Dodger fans should already feel pretty good about this offseason with the signings of free agent starting pitchers Ted Lilly and Hiroki Kuroda, but there are several additional names that the Dodgers are reportedly linked to that I want to bring up over the course of the next few weeks. And as always, please remember that my analysis is based off of current rumors; this is the Hot Stove League, after all. While some reports are inevitably true (or have grains of truth to them), many are fabricated to serve the needs of the agents, players or teams. So take everything you read with a grain of salt. And with that said, here’s my first name that I wanted to throw out there:
Eric Chavez (3B):
Earlier in his career, Eric Chavez was a #10 overall pick by the A’s, a six-time Gold Glove-winning third baseman with power and was considered a lock for 27+ HR and 100+ RBI. As a result, he signed a six-year, $66 million contract with Oakland. But those days ended around 2005, which seems like a long, long time ago. Since then, Chavez has been riddled by injuries, most recently with a few bad discs in his back and neck. He’s now attempting a comeback at the age of 32 (he’ll be 33 in December) and his agent claims the Dodgers are interested in having him work out for them. Per the Boston Herald:
“…according to his representative, Scott Leventhal, Chavez is handling ‘pretty strenuous workouts’ five days a week at Athletes Performance in Arizona just fine and ‘from our perspective, is completely healthy.’ Chavez turns 33 next month.”

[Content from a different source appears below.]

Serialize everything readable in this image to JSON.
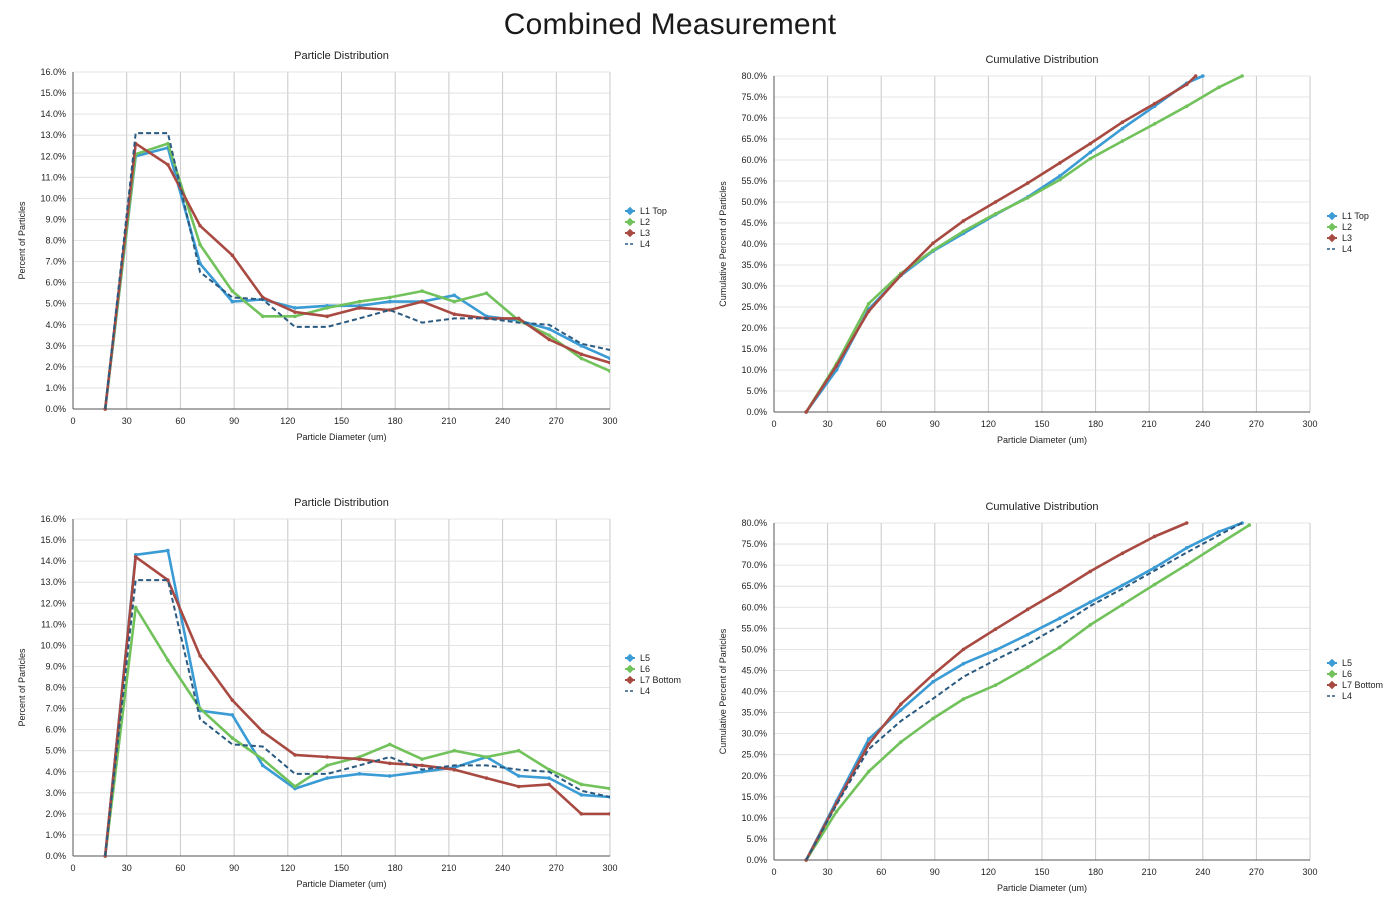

Now this is actually the kind of rumor that I believe. Ned’s going to be looking at inexpensive sources of power, and having Chavez platoon with Casey Blake at third base seems completely realistic. Plus the Dodgers like signing players that are rebounding from injuries that they might be able to catch on the uptick. The Dodgers’ signing of Orlando Hudson is probably the best comparison to how a possible Chavez deal could look (obviously the dollars would be different), but the Dodgers did work Hudson out in secret on two consecutive days to test out his surgically repaired wrist before signing him. Granted, Chavez could be considered a bigger gamble than Hudson was at that time, but I could easily see Chavez working out for Ned & Co. a couple of times and then getting a one-year deal that’s low on base salary, yet full of incentives if everything checks out physically. I like it.